Voici un film d'anticipation
qui raconte une fin du monde, une de plus, mais celle-ci sans aucun
effet spécial, sans vilaine bébête, sans explication
non plus de la soudaine disparition de tous les humains. Enfin,
pas tout à fait tous, sinon il n'y aurait pas de film. Et
d'ailleurs, la fin du monde, ou plutôt celle d'un monde, n'est
pas vraiment le sujet. Il s'agit certes de l'exploration d'un passage
d'un univers à l'autre, ou comment un homme englué
dans une vie de merde (boulot, famille, relations amoureuses, estime
de soi, tout va de travers) se reconstruit en tissant d'autres liens
avec la nature qui l'entoure, celle ci n'étant plus simplement
un décor agréable, mais une source de vie.

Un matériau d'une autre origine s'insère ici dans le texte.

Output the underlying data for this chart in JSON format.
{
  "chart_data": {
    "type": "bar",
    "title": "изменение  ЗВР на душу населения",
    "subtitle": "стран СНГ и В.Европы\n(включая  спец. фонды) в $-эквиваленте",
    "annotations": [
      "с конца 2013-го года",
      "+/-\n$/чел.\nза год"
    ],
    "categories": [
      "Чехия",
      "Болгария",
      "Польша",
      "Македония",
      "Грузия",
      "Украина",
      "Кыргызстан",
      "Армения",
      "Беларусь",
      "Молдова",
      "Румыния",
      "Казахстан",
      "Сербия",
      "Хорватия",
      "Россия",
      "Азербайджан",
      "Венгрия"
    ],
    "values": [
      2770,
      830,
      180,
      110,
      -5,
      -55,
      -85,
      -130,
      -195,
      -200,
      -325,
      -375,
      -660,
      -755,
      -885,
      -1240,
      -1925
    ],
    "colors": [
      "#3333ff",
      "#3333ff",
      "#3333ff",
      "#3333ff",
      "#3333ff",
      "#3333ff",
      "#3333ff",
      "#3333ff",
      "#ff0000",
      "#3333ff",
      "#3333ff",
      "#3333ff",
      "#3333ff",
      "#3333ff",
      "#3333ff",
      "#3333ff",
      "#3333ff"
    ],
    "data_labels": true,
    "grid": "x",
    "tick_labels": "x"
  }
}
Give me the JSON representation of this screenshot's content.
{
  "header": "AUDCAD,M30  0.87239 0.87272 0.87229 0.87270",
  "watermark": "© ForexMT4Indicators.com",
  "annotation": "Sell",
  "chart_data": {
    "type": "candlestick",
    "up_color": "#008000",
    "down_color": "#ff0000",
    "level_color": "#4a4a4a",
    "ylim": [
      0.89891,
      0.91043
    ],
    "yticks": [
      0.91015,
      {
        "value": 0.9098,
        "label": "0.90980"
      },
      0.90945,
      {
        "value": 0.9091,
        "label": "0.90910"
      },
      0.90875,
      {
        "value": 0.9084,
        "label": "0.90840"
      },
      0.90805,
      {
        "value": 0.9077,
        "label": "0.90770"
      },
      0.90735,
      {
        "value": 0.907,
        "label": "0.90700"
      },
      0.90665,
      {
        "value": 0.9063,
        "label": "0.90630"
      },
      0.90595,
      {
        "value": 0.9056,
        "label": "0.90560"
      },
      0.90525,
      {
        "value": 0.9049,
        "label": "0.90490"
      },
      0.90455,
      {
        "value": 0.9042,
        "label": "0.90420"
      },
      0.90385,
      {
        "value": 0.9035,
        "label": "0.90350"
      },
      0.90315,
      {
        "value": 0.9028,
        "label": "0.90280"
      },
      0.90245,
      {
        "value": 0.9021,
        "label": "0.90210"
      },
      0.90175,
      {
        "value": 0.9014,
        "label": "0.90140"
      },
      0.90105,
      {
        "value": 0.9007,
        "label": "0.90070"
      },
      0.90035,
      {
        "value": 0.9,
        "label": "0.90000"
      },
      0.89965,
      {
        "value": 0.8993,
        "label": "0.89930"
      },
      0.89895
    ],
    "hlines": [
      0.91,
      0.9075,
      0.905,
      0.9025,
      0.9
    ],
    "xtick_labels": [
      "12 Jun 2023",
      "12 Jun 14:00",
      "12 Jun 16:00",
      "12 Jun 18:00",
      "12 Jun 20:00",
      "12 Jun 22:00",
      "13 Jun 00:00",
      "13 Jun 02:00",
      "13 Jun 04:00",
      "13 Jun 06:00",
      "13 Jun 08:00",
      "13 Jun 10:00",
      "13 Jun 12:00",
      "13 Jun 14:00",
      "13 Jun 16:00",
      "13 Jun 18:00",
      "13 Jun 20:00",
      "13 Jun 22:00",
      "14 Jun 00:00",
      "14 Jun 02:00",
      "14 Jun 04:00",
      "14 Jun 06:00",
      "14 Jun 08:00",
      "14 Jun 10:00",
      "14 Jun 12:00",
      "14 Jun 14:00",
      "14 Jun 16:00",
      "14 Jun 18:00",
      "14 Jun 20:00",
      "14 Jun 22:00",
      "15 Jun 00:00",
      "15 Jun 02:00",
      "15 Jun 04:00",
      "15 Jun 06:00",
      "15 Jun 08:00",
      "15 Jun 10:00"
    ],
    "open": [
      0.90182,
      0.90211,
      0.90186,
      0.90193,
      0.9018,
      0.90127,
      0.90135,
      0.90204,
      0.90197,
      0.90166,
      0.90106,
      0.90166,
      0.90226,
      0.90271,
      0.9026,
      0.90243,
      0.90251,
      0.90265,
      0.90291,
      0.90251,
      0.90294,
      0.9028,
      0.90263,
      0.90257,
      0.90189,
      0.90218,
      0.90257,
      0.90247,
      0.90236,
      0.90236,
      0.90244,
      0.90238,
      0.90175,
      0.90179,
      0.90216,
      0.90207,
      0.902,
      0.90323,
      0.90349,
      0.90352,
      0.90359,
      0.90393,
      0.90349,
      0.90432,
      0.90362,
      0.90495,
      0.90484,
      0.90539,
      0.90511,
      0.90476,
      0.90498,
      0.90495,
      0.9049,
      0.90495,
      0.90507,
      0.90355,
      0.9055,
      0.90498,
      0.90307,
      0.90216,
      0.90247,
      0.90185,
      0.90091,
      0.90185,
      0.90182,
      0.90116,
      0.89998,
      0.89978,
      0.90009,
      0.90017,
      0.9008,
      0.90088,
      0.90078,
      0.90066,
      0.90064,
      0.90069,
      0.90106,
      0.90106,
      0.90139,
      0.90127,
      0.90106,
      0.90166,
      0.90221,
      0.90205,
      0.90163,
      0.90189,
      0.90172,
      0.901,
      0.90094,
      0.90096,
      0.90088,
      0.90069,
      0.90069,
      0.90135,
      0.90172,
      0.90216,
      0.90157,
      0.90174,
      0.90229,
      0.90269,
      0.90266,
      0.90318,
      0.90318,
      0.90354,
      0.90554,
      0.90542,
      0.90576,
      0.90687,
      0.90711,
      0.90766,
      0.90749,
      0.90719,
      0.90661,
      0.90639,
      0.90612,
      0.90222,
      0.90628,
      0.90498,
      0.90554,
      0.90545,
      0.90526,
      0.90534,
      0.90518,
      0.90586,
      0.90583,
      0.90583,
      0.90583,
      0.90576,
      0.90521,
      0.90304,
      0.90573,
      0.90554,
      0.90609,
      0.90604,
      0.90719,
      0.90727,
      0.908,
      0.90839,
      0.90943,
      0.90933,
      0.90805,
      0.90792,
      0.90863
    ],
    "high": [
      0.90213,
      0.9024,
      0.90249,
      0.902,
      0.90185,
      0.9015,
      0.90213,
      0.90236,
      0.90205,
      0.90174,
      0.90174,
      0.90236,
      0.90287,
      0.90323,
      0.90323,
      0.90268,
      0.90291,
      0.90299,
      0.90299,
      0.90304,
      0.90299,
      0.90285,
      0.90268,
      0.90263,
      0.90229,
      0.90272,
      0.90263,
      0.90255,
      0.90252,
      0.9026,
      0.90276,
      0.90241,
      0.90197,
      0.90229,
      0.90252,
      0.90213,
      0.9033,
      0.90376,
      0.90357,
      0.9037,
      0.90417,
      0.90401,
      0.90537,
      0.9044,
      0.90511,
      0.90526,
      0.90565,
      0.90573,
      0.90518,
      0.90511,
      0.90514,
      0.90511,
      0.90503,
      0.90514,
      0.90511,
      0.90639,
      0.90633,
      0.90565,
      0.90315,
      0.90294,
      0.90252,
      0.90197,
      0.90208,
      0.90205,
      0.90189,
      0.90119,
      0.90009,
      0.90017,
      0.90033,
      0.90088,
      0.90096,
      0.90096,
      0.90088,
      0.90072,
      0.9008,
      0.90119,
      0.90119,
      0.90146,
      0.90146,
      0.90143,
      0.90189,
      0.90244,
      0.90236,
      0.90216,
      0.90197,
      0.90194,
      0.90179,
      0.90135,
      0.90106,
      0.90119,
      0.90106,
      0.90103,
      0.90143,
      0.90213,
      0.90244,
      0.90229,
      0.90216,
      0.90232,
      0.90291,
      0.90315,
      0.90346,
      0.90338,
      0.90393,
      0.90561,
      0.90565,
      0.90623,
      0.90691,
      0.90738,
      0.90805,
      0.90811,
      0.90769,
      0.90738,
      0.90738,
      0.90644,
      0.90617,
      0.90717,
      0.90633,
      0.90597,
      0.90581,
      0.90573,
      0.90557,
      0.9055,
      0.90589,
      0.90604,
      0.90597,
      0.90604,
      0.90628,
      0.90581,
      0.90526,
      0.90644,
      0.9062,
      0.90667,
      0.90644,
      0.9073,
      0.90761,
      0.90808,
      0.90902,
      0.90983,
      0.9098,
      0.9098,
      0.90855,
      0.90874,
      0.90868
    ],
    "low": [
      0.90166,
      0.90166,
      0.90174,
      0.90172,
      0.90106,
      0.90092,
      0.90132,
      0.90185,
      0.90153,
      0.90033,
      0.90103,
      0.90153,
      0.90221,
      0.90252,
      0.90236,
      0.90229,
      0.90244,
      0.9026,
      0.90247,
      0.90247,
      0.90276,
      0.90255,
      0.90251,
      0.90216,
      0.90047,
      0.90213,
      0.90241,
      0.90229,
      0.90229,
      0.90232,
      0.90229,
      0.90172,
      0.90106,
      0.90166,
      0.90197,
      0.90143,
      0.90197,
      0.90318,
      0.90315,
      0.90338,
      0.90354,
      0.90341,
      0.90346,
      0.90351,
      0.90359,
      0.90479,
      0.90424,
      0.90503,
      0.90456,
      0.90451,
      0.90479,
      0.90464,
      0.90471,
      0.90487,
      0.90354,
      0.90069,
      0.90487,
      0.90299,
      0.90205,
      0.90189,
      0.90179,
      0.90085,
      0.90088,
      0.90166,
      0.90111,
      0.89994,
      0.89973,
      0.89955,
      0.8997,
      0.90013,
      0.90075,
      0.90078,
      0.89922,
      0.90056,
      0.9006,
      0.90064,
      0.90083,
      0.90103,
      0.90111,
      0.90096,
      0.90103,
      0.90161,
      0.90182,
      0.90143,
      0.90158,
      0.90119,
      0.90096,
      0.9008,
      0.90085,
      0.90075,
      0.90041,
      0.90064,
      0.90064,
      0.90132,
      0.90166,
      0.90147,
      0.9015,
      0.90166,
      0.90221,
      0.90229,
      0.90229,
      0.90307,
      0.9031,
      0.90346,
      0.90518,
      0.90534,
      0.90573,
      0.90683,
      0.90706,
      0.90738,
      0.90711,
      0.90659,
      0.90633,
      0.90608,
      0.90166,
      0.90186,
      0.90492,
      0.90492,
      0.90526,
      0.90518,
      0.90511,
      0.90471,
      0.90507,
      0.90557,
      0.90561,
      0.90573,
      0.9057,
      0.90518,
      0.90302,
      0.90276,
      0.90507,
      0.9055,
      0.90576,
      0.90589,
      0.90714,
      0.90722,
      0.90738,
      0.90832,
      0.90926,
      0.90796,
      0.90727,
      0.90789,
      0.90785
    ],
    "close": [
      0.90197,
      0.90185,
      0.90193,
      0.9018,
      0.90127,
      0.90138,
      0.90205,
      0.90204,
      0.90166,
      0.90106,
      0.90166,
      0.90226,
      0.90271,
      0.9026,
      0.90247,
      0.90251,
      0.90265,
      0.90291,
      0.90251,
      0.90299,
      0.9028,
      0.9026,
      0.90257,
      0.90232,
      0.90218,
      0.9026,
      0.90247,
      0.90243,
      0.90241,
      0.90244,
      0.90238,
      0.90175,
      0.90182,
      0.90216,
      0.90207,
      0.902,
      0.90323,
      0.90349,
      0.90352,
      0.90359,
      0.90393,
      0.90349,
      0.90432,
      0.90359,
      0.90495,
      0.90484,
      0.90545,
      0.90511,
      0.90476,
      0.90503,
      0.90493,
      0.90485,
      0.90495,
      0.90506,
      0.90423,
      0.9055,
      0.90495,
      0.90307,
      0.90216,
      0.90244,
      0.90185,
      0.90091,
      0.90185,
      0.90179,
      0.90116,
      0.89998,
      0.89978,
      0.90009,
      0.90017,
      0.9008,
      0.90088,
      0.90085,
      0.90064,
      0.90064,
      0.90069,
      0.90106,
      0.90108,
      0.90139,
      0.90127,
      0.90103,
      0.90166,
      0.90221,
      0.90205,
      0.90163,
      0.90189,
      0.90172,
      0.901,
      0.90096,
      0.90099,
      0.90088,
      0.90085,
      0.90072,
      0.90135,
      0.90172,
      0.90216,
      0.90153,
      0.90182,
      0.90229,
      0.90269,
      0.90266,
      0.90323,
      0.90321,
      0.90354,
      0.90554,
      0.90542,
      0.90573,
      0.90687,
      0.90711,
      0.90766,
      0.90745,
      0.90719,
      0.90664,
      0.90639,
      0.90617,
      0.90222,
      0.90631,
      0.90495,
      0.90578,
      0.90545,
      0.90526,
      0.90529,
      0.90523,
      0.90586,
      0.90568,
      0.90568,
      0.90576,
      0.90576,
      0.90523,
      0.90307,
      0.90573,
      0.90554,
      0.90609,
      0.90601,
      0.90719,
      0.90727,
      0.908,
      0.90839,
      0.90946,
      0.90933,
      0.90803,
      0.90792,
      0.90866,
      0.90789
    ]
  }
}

La très longue (trop ?) première partie, exposant
les malheurs du personnage principal et la triste façon qu'a
ce dernier de les subir, n'épargne pas le spectateur, certaines
scènes sont carrément sordides mais probablement utiles
pour goûter la suite… celle-ci évite tous les
clichés de ce type d'histoire, donnant à voir une
adaptation humaine à une brutale décroissance tout
à fait crédible. Le personnage n'a rien à voir
avec un Mad Max en mode survie dans un monde hostile, et
pas non plus un de ces ermites volontaires qu'on a pu voir dans
Leave no trace,
Vie sauvage ou
Captain Fantastic…
Juste un type ordinaire qui se débrouille comme il peut et
découvre des joies nouvelles dues à sa solitude forcée.
Puis, lorsque cette solitude est brisée, le film atteint
une autre dimension, réinvente les rapports de couple, le
récit est plein de surprises, tout peut arriver car il n'y
a plus de conventions et pourtant les questions essentielles concernant
l'amour, la vie commune et toutes ces sortes de choses… sont
bien là, posées avec une acuité nouvelle, comme
si elles prenaient un sens universel, délestées des
contingences sociétales. C'est donc fort intéressant,
mais pas que : il y a du merveilleux inattendu, du romantisme inversé,
du lâcher prise, de l'humour dérisoire. Film singulier,
qui parle des humains avec tendresse, finalement.